Contraint par l’expérience – expérience de la résistance –, il va me falloir analyser davantage encore, le « encore » étant ici destiné à rappeler que ce qui peut m’apparaître à moi maintenant comme initial n’est que l’après-coup d’une analyse déjà faite… par ces autres dont j’hérite, et qui m’ont livré le savoir et les questions en l’état. Vous savez que la « connaissance commune » n’est en fait rien d’autre que « l’état antérieur de la science », une fois écoulé le temps social de sa diffusion, et que de ce point de vue il ne faut pas se tromper de discussion : au travers des braves gens, c’est avec ses éminents collègues des siècles passés que dialogue à l’heure actuelle un médecin, par exemple ! L’ignorance est toujours pleine d’un savoir périmé… mais qui eut en son temps les honneurs de l’Académie. Et la mémoire populaire, comme on dit, est longue…
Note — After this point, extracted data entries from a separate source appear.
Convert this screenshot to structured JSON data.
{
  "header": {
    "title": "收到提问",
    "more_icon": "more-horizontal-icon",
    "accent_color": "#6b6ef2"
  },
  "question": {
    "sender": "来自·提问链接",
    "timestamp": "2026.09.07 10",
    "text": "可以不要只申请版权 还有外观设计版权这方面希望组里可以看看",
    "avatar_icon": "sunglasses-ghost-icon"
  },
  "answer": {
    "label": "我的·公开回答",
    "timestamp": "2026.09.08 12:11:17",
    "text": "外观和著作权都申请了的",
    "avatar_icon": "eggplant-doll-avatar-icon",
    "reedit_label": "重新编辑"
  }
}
Il va falloir analyser donc, c’est-à-dire ne plus confondre, donc lutter contre une identification repérée comme abusive, de facteurs qu’il conviendrait de mieux distinguer dans un dispositif plus « fin » mais aussi lutter contre un amalgame repéré comme abusif, unifiant ensemble, des facteurs qu’il conviendrait de mieux séparer dans un dispositif plus « décomposé ». Analyser davantage, c’est analyser plus, distinguer et segmenter plus encore, c’est sortir du « même » initial qui s’avère trop « simple » ou trop « global » pour être suffisamment discriminant dans l’expérience. Analyser, c’est donc bien « articuler » le phénoménal, l’intégrer dans des rapports qui lui sont définitoires.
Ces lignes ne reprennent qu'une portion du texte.